Bounces reported as spam?? + postfix config questions

I’m a little confused, can someone point me to a solution in terms of settings of postfix or whatever to fix this problem?

What I’m starting to feel here is that I got the pro version so I wouldn’t have to go learn all I can learn about email server setup, I’d love to but I don’t have time, I need a functioning server up an running before the time it would take me to learn all about postfix ways, spamassassin setting and all the newest solution to the SPAM plague. I thought virtualmin would set up a ready to go server with appropriate settings for virtual hosting of many domains with many email accounts each.

First day I found that sasl wouldn’t start by default on debian and it took me a few hours of googling to get that one straigh (while customers are calling me)

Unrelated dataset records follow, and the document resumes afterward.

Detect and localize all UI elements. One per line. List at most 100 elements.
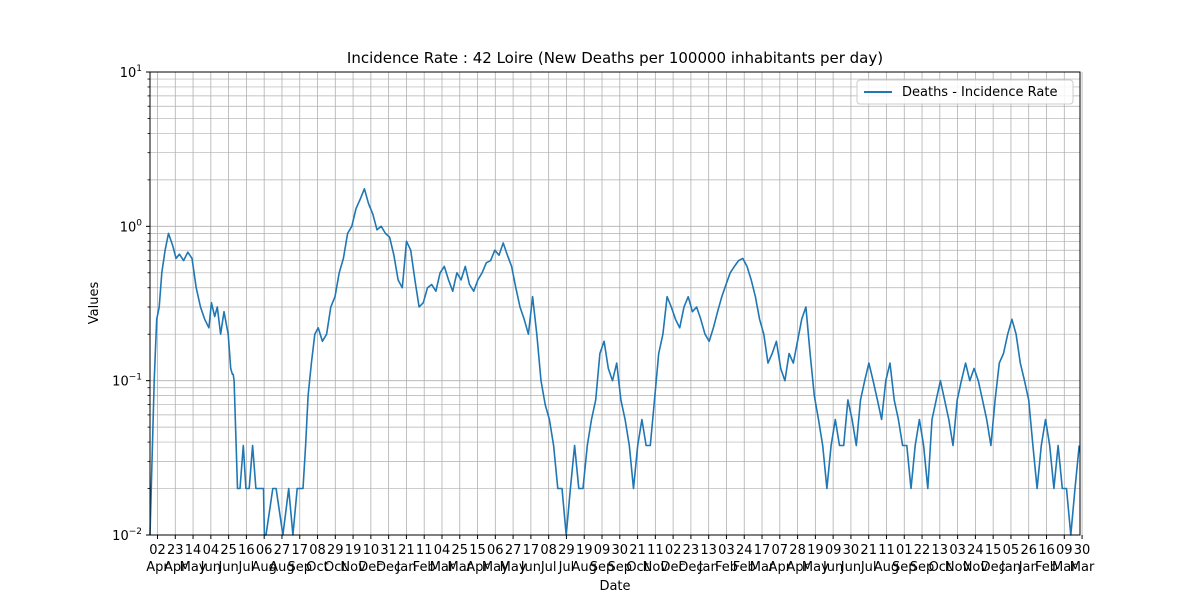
x-tick-day: 30 — [612, 543, 629, 558]
y-tick-label: 101 — [120, 64, 142, 81]
x-tick-day: 04 — [434, 543, 451, 558]
x-tick-month: Nov — [643, 560, 669, 575]
x-tick-day: 15 — [985, 543, 1002, 558]
x-tick-day: 30 — [1074, 543, 1091, 558]
x-tick-label: 06 May — [482, 543, 509, 575]
x-tick-day: 31 — [380, 543, 397, 558]
x-tick-day: 17 — [523, 543, 540, 558]
x-tick-day: 08 — [309, 543, 326, 558]
y-tick-base: 10 — [112, 375, 129, 390]
chart-title: Incidence Rate : 42 Loire (New Deaths pe… — [347, 49, 883, 67]
x-tick-month: Sep — [892, 560, 917, 575]
x-tick-month: Apr — [786, 560, 809, 575]
y-tick-label: 10−1 — [112, 373, 142, 390]
x-tick-month: Sep — [910, 560, 935, 575]
x-tick-label: 22 Sep — [910, 543, 935, 575]
x-tick-day: 23 — [167, 543, 184, 558]
x-tick-day: 03 — [718, 543, 735, 558]
x-tick-day: 24 — [967, 543, 984, 558]
x-tick-month: Feb — [715, 560, 738, 575]
y-tick-exponent: 1 — [136, 64, 142, 74]
y-tick-label: 10−2 — [112, 527, 142, 544]
x-tick-label: 25 Jun — [217, 543, 238, 575]
y-tick-exponent: −1 — [129, 373, 142, 383]
x-tick-label: 06 Aug — [251, 543, 276, 575]
x-tick-month: Jan — [1000, 560, 1021, 575]
x-tick-month: Aug — [572, 560, 597, 575]
x-tick-label: 13 Oct — [929, 543, 951, 575]
x-tick-label: 24 Feb — [733, 543, 756, 575]
x-tick-day: 11 — [416, 543, 433, 558]
x-tick-month: Dec — [358, 560, 383, 575]
x-tick-month: May — [482, 560, 509, 575]
x-tick-label: 11 Nov — [643, 543, 669, 575]
x-tick-day: 13 — [932, 543, 949, 558]
x-tick-month: Feb — [1035, 560, 1058, 575]
x-tick-label: 04 Jun — [200, 543, 221, 575]
x-tick-day: 29 — [558, 543, 575, 558]
x-tick-day: 13 — [700, 543, 717, 558]
x-tick-month: Feb — [733, 560, 756, 575]
x-tick-label: 09 Sep — [590, 543, 615, 575]
x-tick-month: Feb — [413, 560, 436, 575]
x-tick-label: 02 Dec — [661, 543, 686, 575]
x-tick-day: 09 — [825, 543, 842, 558]
x-tick-day: 14 — [185, 543, 202, 558]
x-tick-month: Dec — [376, 560, 401, 575]
x-tick-month: Mar — [750, 560, 775, 575]
x-tick-day: 28 — [789, 543, 806, 558]
x-tick-label: 03 Nov — [945, 543, 971, 575]
y-tick-base: 10 — [120, 220, 137, 235]
y-tick-exponent: −2 — [129, 527, 142, 537]
x-tick-day: 10 — [363, 543, 380, 558]
x-tick-label: 04 Mar — [430, 543, 455, 575]
legend-label: Deaths - Incidence Rate — [902, 85, 1057, 100]
x-tick-label: 19 Aug — [572, 543, 597, 575]
x-tick-day: 05 — [1003, 543, 1020, 558]
x-tick-month: Jul — [238, 560, 255, 575]
x-tick-label: 29 Oct — [324, 543, 346, 575]
legend: Deaths - Incidence Rate — [856, 79, 1074, 105]
y-tick-base: 10 — [112, 529, 129, 544]
x-tick-month: May — [500, 560, 527, 575]
x-tick-label: 27 May — [500, 543, 527, 575]
x-tick-day: 27 — [505, 543, 522, 558]
x-tick-label: 16 Feb — [1035, 543, 1058, 575]
x-tick-day: 16 — [238, 543, 255, 558]
x-tick-month: Jul — [558, 560, 575, 575]
x-tick-label: 24 Nov — [963, 543, 989, 575]
x-tick-day: 21 — [398, 543, 415, 558]
x-tick-day: 03 — [949, 543, 966, 558]
x-tick-month: Dec — [981, 560, 1006, 575]
x-tick-day: 30 — [843, 543, 860, 558]
x-tick-month: Oct — [626, 560, 648, 575]
x-tick-month: Jan — [395, 560, 416, 575]
y-axis-label: Values — [87, 282, 102, 325]
x-tick-label: 28 Apr — [786, 543, 809, 575]
x-tick-label: 25 Mar — [447, 543, 472, 575]
x-tick-month: Jan — [1018, 560, 1039, 575]
x-tick-month: Apr — [164, 560, 187, 575]
x-tick-month: Nov — [340, 560, 366, 575]
x-tick-day: 07 — [772, 543, 789, 558]
x-tick-month: May — [180, 560, 207, 575]
x-tick-month: Aug — [874, 560, 899, 575]
x-tick-day: 19 — [345, 543, 362, 558]
x-tick-label: 31 Dec — [376, 543, 401, 575]
x-tick-month: Apr — [466, 560, 489, 575]
x-tick-label: 23 Apr — [164, 543, 187, 575]
x-tick-day: 06 — [487, 543, 504, 558]
x-tick-month: Apr — [769, 560, 792, 575]
x-tick-month: Jul — [540, 560, 557, 575]
x-tick-label: 13 Jan — [698, 543, 719, 575]
x-tick-day: 19 — [576, 543, 593, 558]
x-tick-month: Oct — [324, 560, 346, 575]
x-tick-label: 08 Oct — [306, 543, 328, 575]
x-tick-day: 25 — [451, 543, 468, 558]
x-tick-month: Jun — [520, 560, 541, 575]
x-tick-month: Mar — [1070, 560, 1095, 575]
plot-frame — [149, 71, 1081, 536]
x-tick-label: 30 Jun — [840, 543, 861, 575]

Now I’m getting spacop to report the server bounces as SPAM, I’m confused on that one, am I supposed not to send out bounces? that would make my phone ring! here is a link to their “answer” to the problem.
http://www.spamcop.net/fom-serve/cache/329.html
it mentions along with telling me I should avoid using autoresponders and bounces (Try convincing my customers of that one) using “SPF and/or Domain Keys” I know nothing about either and really don’t have time to learn all about it… What is everyone else doing about this?

My next worry/question is on scalability, looking at the postfix configuration files it doesn’t seem like there is much of a configuration to keep the server performing once I move more customers on the server, it looks a lot like a default debian install. I tried that with my previous server and virtualmin GPL, once I got enough email users on it it was on its knees.

I love the webmin way compared to plesk/cpanel I can do server administration the old fashion way through the command line without worrying about anything braking or getting undone by the control panel but I have to say installing those does create a server that is optimized and configured for mass virtual hosting.

Something that bites me about how things are going is that working on a live server with people breathing down my neck when things aren’t working I haven’t really had the time to sit there and document what I had to do to make this or that work right I just googled, tried, googled again, tried again, got things to work but couldn’t really tell you how.

If not all of it can be automated by the install script, should we come up with a series of how-to / config files / snippets… I’m sure virtualmin servers don’t differ that much in terms of configuration, we’re all doing the same thing virtual hosting, many domains each with many emails.
Can we come up with a collections of steps to get all things configured for the best performance / stability / security.

Hey Rick,

Debian and Ubuntu has given me a bit more to chew on than I expected. Everything that you’re running into should be automatic (or very nearly), and on every other system we support, it is. While I like Debian and Ubuntu quite a bit, the failure to include sensible defaults for common services is an area where the platform really falls down, IMHO.

But, we are automating setting up those defaults as we speak. Every new release of install.sh and virtualmin-base adds more to the complete picture, and I believe we’re down to just a couple of outstanding issues.

All of that said, I would be happy to login to your box and correct all of the issues you’re seeing–all of the issues are now understood, I think, so we can fix them quite rapidly and without any down time or hassle for your customers.

I’m not actually sure what you’re seeing in this particular thread…SPF records should be setup by default (you can check by looking at the hosts files in the named directory…I think that’s /etc/bind on Debian).

Scalability…I’d be surprised if you see any performance problems that aren’t caused by spam/AV filtering (which isn’t something we can reduce beyond supporting querying spamd via spamc and using the daemon version of clam, which we do support in recent versions). Postfix is viciously fast right out of the box. But when people bring us real scalability issues we’ll fix them. Let us know when you start seeing performance degradations and we’ll help you work through them.